Toward Transdisciplinary Approaches to Audio Deepfake Discernment

Authors: Vandana P. Janeja, Christine Mallinson

Published: 2024-11-08 20:59:25+00:00

AI Summary

This paper advocates for a transdisciplinary approach to audio deepfake detection, integrating linguistic knowledge with AI methods to overcome limitations of current expert-agnostic AI models. It highlights the need to move beyond a solely AI-based approach and incorporate human expertise in language to improve the robustness and comprehensiveness of deepfake detection.

Abstract

This perspective calls for scholars across disciplines to address the challenge of audio deepfake detection and discernment through an interdisciplinary lens across Artificial Intelligence methods and linguistics. With an avalanche of tools for the generation of realistic-sounding fake speech on one side, the detection of deepfakes is lagging on the other. Particularly hindering audio deepfake detection is the fact that current AI models lack a full understanding of the inherent variability of language and the complexities and uniqueness of human speech.
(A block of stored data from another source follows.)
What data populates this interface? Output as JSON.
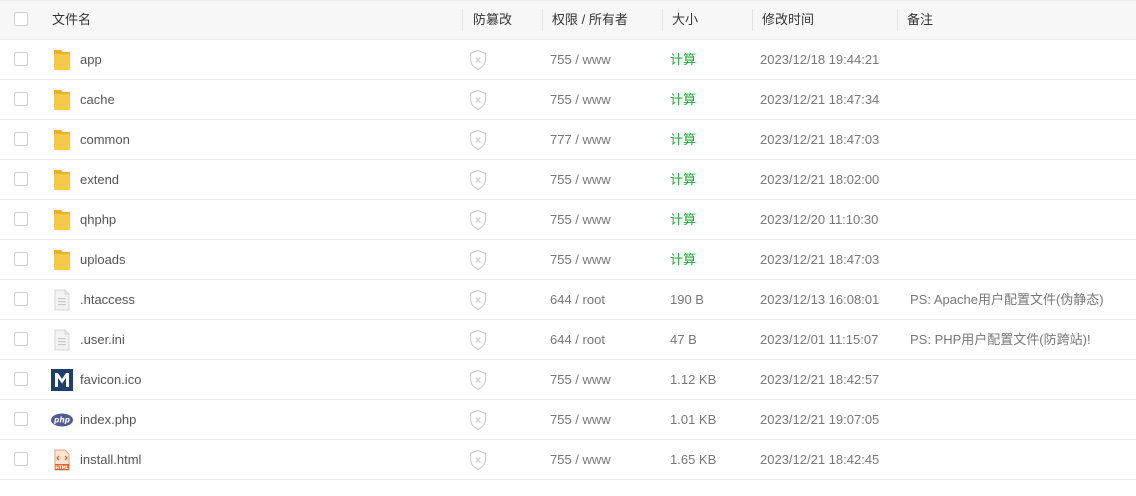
{
  "header": {
    "name": "文件名",
    "tamper": "防篡改",
    "perm": "权限 / 所有者",
    "size": "大小",
    "time": "修改时间",
    "note": "备注"
  },
  "rows": [
    {
      "name": "app",
      "icon": "folder-icon",
      "perm": "755 / www",
      "size": "计算",
      "time": "2023/12/18 19:44:21",
      "note": ""
    },
    {
      "name": "cache",
      "icon": "folder-icon",
      "perm": "755 / www",
      "size": "计算",
      "time": "2023/12/21 18:47:34",
      "note": ""
    },
    {
      "name": "common",
      "icon": "folder-icon",
      "perm": "777 / www",
      "size": "计算",
      "time": "2023/12/21 18:47:03",
      "note": ""
    },
    {
      "name": "extend",
      "icon": "folder-icon",
      "perm": "755 / www",
      "size": "计算",
      "time": "2023/12/21 18:02:00",
      "note": ""
    },
    {
      "name": "qhphp",
      "icon": "folder-icon",
      "perm": "755 / www",
      "size": "计算",
      "time": "2023/12/20 11:10:30",
      "note": ""
    },
    {
      "name": "uploads",
      "icon": "folder-icon",
      "perm": "755 / www",
      "size": "计算",
      "time": "2023/12/21 18:47:03",
      "note": ""
    },
    {
      "name": ".htaccess",
      "icon": "text-file-icon",
      "perm": "644 / root",
      "size": "190 B",
      "time": "2023/12/13 16:08:01",
      "note": "PS: Apache用户配置文件(伪静态)"
    },
    {
      "name": ".user.ini",
      "icon": "text-file-icon",
      "perm": "644 / root",
      "size": "47 B",
      "time": "2023/12/01 11:15:07",
      "note": "PS: PHP用户配置文件(防跨站)!"
    },
    {
      "name": "favicon.ico",
      "icon": "favicon-icon",
      "perm": "755 / www",
      "size": "1.12 KB",
      "time": "2023/12/21 18:42:57",
      "note": ""
    },
    {
      "name": "index.php",
      "icon": "php-file-icon",
      "perm": "755 / www",
      "size": "1.01 KB",
      "time": "2023/12/21 19:07:05",
      "note": ""
    },
    {
      "name": "install.html",
      "icon": "html-file-icon",
      "perm": "755 / www",
      "size": "1.65 KB",
      "time": "2023/12/21 18:42:45",
      "note": ""
    }
  ],
  "colors": {
    "calc": "#20a53a",
    "folder": "#f7c948"
  }
}
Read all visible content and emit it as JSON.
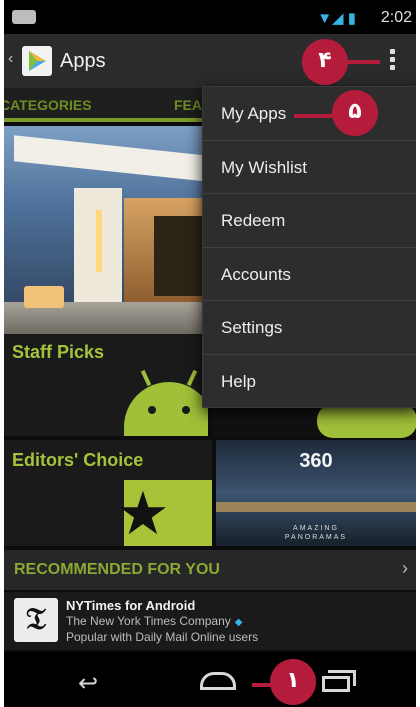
{
  "status_bar": {
    "time": "2:02"
  },
  "action_bar": {
    "title": "Apps"
  },
  "tabs": [
    {
      "label": "CATEGORIES"
    },
    {
      "label": "FEA"
    }
  ],
  "tiles": {
    "staff_picks": "Staff Picks",
    "editors_choice": "Editors' Choice",
    "panorama": {
      "title": "360",
      "subtitle_line1": "AMAZING",
      "subtitle_line2": "PANORAMAS"
    }
  },
  "recommended": {
    "header": "RECOMMENDED FOR YOU",
    "items": [
      {
        "name": "NYTimes for Android",
        "developer": "The New York Times Company",
        "note": "Popular with Daily Mail Online users",
        "logo_glyph": "𝔗"
      }
    ]
  },
  "menu": {
    "items": [
      "My Apps",
      "My Wishlist",
      "Redeem",
      "Accounts",
      "Settings",
      "Help"
    ]
  },
  "callouts": [
    {
      "label": "۴"
    },
    {
      "label": "۵"
    },
    {
      "label": "۱"
    }
  ],
  "colors": {
    "accent_green": "#9fc038",
    "callout": "#b51c3c",
    "holo_blue": "#33b5e5"
  },
  "icons": [
    "notification-icon",
    "wifi-icon",
    "signal-icon",
    "battery-icon",
    "up-arrow-icon",
    "play-store-icon",
    "overflow-menu-icon",
    "chevron-right-icon",
    "verified-icon",
    "back-icon",
    "home-icon",
    "recent-apps-icon"
  ]
}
We see the promising potential in recent transdisciplinary work that incorporates linguistic knowledge into AI approaches to provide pathways for expert-in-the-loop and to move beyond expert agnostic AI-based methods for more robust and comprehensive deepfake detection.


Key findings
Augmenting audio data with expert-informed linguistic annotations significantly increased the accuracy of spoofed audio detection. Pilot studies suggest that training humans to listen for specific linguistic characteristics improves their ability to discern real from fake speech. Current AI models are limited by their lack of understanding of human language variability.
Approach
The authors propose incorporating linguistic knowledge and human expertise into AI-based audio deepfake detection. This involves augmenting training data with linguistically informed annotations and developing human discernment training to identify subtle cues indicative of fake audio.
Datasets
UNKNOWN
Model(s)
The paper mentions using single and ensemble models in their research but does not specify the architectures.
Author countries
U.S.A.